Other examples of sympathetic magic in history were the consumption of a lion's heart for courage, eating animal testicles for virility, and drinking bone meal broth for skeletal strength. In the 16th century, Philippus Aureolus Theophrastus Bombastus von Hohenheim, better known as Paracelsus, meaning "beyond Celsius," positioned himself as surpassing the Roman medical authority Aulus Cornelius Celsus. (Don't you just love those names?) Paracelsus systematized & popularized another form of sympathetic magic known as the Doctrine of Signatures. The theory maintains that God placed "signatures," or medical clues, in plants; for example, walnuts being brain-shaped must be good for the brain; yellow plants are a sign from God as treatment for jaundice; and liverwort would treat liver disease, & heart-shaped leaves from linden or basswood, redbud, violet, wild ginger, coltsfoot, & hota have all been associated with healing the heart. Rhinoceros horn, for obvious reasons, could treat ED (erectile dysfunction).
As for the ant connection, American humorist and poet Ogden Nash, who wrote like a scientist who moonlighted as a stand-up comic, once cleverly noted, "The ant has made herself illustrious by constant industry, industrious. So what? Would you be calm and placid if you were full of formic acid?" Formic acid's name derives from the Latin for "ant." Soldier ants use formic acid to mask the scent of pheromones that enemy ants lay down to mark trails that guide their confreres to food. Should an ant be angered after being molested with a straw, it could prompt them to release formic acid. But the amount of formic acid deposited by ants walking on a straw is microscopic, enough to taste sour but not enough to burn. It has no health benefits but sometimes can cause a mild skin rash.
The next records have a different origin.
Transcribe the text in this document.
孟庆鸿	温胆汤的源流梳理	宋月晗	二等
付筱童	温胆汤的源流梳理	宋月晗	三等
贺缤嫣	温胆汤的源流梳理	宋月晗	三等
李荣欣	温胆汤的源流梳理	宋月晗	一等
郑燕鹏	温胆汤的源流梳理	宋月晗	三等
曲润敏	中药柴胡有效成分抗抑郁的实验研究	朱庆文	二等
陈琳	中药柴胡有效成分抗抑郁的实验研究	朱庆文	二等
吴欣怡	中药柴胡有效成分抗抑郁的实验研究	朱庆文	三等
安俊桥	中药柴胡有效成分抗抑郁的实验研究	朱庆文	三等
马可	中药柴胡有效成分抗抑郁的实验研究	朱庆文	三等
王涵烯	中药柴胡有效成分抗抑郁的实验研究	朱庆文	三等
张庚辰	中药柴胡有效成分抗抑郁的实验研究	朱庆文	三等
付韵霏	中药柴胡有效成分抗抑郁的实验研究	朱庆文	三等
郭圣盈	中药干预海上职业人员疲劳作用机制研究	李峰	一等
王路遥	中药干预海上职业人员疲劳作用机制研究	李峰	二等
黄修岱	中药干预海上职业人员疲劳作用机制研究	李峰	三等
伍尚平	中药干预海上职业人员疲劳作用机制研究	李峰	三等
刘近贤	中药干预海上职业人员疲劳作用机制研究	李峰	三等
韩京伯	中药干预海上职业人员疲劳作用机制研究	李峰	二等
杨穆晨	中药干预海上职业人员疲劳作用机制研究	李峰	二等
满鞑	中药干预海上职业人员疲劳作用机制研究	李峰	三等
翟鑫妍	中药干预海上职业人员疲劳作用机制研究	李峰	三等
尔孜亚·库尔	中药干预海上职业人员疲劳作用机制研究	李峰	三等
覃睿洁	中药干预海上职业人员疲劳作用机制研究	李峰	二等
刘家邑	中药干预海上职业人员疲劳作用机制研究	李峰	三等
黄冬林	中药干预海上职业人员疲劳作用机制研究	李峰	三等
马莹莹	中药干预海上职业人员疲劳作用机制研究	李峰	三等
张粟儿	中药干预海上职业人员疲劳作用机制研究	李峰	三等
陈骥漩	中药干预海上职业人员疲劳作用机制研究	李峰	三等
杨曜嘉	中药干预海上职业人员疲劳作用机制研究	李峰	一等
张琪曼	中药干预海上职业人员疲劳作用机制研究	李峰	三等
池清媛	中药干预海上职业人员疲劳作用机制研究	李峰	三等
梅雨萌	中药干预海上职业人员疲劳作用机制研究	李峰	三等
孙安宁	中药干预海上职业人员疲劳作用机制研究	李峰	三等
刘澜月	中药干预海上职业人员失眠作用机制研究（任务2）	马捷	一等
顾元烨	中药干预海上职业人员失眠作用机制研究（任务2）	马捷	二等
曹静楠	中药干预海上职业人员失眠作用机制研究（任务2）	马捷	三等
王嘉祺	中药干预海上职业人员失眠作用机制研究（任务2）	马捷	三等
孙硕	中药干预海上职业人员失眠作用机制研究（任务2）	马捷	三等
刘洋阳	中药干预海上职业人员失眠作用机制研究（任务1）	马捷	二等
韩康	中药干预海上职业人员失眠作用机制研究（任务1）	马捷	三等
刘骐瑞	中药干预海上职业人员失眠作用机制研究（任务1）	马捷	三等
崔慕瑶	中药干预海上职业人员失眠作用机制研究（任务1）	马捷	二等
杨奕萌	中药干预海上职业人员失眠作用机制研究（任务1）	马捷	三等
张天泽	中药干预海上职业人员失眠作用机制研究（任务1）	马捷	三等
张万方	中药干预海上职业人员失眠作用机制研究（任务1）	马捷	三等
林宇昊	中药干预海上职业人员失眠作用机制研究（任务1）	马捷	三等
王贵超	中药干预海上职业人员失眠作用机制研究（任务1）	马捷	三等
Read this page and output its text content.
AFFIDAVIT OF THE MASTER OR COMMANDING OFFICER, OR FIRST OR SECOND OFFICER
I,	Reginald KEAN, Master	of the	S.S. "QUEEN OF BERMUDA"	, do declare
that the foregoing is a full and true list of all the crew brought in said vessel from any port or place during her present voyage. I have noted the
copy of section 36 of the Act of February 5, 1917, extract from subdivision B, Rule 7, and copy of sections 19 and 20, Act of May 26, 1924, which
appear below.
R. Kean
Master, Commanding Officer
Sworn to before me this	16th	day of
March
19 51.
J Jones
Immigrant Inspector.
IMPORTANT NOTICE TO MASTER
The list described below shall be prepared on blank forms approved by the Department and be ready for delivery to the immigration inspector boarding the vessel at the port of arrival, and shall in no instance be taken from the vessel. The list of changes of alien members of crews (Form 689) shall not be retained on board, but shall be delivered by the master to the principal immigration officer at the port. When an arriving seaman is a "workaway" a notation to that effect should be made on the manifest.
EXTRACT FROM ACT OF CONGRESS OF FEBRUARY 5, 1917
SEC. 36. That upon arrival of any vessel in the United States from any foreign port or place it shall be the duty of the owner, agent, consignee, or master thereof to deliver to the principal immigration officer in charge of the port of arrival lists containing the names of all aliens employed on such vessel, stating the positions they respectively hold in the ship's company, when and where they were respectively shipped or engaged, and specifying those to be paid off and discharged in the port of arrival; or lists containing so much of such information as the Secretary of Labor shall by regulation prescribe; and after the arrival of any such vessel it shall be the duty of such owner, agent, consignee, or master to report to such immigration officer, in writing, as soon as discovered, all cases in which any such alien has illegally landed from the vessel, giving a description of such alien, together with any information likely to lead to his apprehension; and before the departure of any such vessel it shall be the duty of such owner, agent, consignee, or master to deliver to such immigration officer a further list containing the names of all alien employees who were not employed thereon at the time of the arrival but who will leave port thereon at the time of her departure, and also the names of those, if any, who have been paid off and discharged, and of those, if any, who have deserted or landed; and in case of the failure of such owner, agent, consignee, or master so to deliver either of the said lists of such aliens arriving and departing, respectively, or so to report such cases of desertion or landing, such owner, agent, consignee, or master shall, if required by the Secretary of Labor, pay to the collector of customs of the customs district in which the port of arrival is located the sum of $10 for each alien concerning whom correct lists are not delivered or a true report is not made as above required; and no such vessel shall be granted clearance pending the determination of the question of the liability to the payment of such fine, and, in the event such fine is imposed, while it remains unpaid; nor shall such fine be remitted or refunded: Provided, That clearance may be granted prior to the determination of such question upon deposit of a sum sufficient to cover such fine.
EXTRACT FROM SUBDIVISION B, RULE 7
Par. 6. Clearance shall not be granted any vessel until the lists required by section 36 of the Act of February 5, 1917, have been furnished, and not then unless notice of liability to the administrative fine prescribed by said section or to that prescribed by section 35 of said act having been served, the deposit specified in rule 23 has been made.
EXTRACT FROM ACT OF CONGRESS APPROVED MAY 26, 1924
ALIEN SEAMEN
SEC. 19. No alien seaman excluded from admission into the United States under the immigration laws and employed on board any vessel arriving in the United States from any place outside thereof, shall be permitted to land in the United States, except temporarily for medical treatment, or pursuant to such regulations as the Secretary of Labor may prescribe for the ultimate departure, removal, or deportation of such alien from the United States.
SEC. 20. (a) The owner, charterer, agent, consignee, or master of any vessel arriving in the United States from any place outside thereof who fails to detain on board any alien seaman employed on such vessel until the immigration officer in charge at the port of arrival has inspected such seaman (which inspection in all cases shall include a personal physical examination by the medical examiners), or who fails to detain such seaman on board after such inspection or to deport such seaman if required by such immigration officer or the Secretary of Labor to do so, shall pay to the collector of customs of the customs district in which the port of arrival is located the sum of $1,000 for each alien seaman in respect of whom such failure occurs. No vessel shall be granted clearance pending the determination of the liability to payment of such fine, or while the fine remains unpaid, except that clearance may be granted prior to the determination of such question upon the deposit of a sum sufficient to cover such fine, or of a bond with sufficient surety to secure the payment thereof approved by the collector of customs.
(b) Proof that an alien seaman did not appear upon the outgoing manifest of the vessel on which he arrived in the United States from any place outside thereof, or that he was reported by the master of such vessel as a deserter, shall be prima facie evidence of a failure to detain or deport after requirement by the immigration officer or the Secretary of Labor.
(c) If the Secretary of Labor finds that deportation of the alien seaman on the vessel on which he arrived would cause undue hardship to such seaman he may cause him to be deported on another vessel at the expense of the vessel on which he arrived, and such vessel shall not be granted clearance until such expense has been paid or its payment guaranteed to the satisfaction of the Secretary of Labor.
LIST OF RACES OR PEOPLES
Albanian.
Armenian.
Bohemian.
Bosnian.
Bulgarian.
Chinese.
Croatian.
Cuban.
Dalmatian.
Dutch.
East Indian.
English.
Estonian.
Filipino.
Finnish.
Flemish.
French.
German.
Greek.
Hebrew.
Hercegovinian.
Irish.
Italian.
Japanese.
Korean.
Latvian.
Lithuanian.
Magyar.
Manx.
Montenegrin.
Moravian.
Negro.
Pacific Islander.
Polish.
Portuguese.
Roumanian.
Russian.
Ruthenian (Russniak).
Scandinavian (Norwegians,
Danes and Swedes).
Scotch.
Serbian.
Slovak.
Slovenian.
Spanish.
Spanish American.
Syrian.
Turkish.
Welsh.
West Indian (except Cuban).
There is, however, a proven useful benefit to the straw-infested ants. Instead of sticking that straw in the mouth, you could stick it... (no, not there). But sticking it into 3-6 oz of warm milk (90-180 ml) and waiting 12-24 hours will reliably produce an ant yogurt. The origins of ant yogurt trace back to Türkiye around 8,000 years ago & Bulgaria to around 1,000 BCE. Both countries used redwood ants, and that's because they are the champions when it comes to formic acid production, with one of the highest concentrations in the insect world. Conversion of milk to yogurt requires bacteria that produce lactic & acetic acids that then cause milk proteins to precipitate & provide enzymes to convert some of the proteins & fats and sugars that are found in milk to produce flavorful compounds. Redwood ants carry starters called fructolactobacillus sanfranciscensis. The bacteria are famous for the delightful flavor of San Francisco sourdough bread.
Danish researchers recently demonstrated that a tasty yogurt can indeed be made by adding 4 live redwood ants to 3-6 oz of warm milk at 95-104°F (35-40°C). I would be game to try some ant yogurt, but I don't think the occasional ant that makes its way into my kitchen is the right species. Unfortunately, food safety laws prohibit selling dairy inoculated with wild insects. However, if I were to go to Northern Türkiye in forested, cooler high-altitude zones, I could probably find at least 4 redwood ants; I could replicate the folk method, but because ants carry microorganisms & milk is a high-risk medium, there is no guarantee that pathogens would be suppressed, so, on second thought, I'll pass.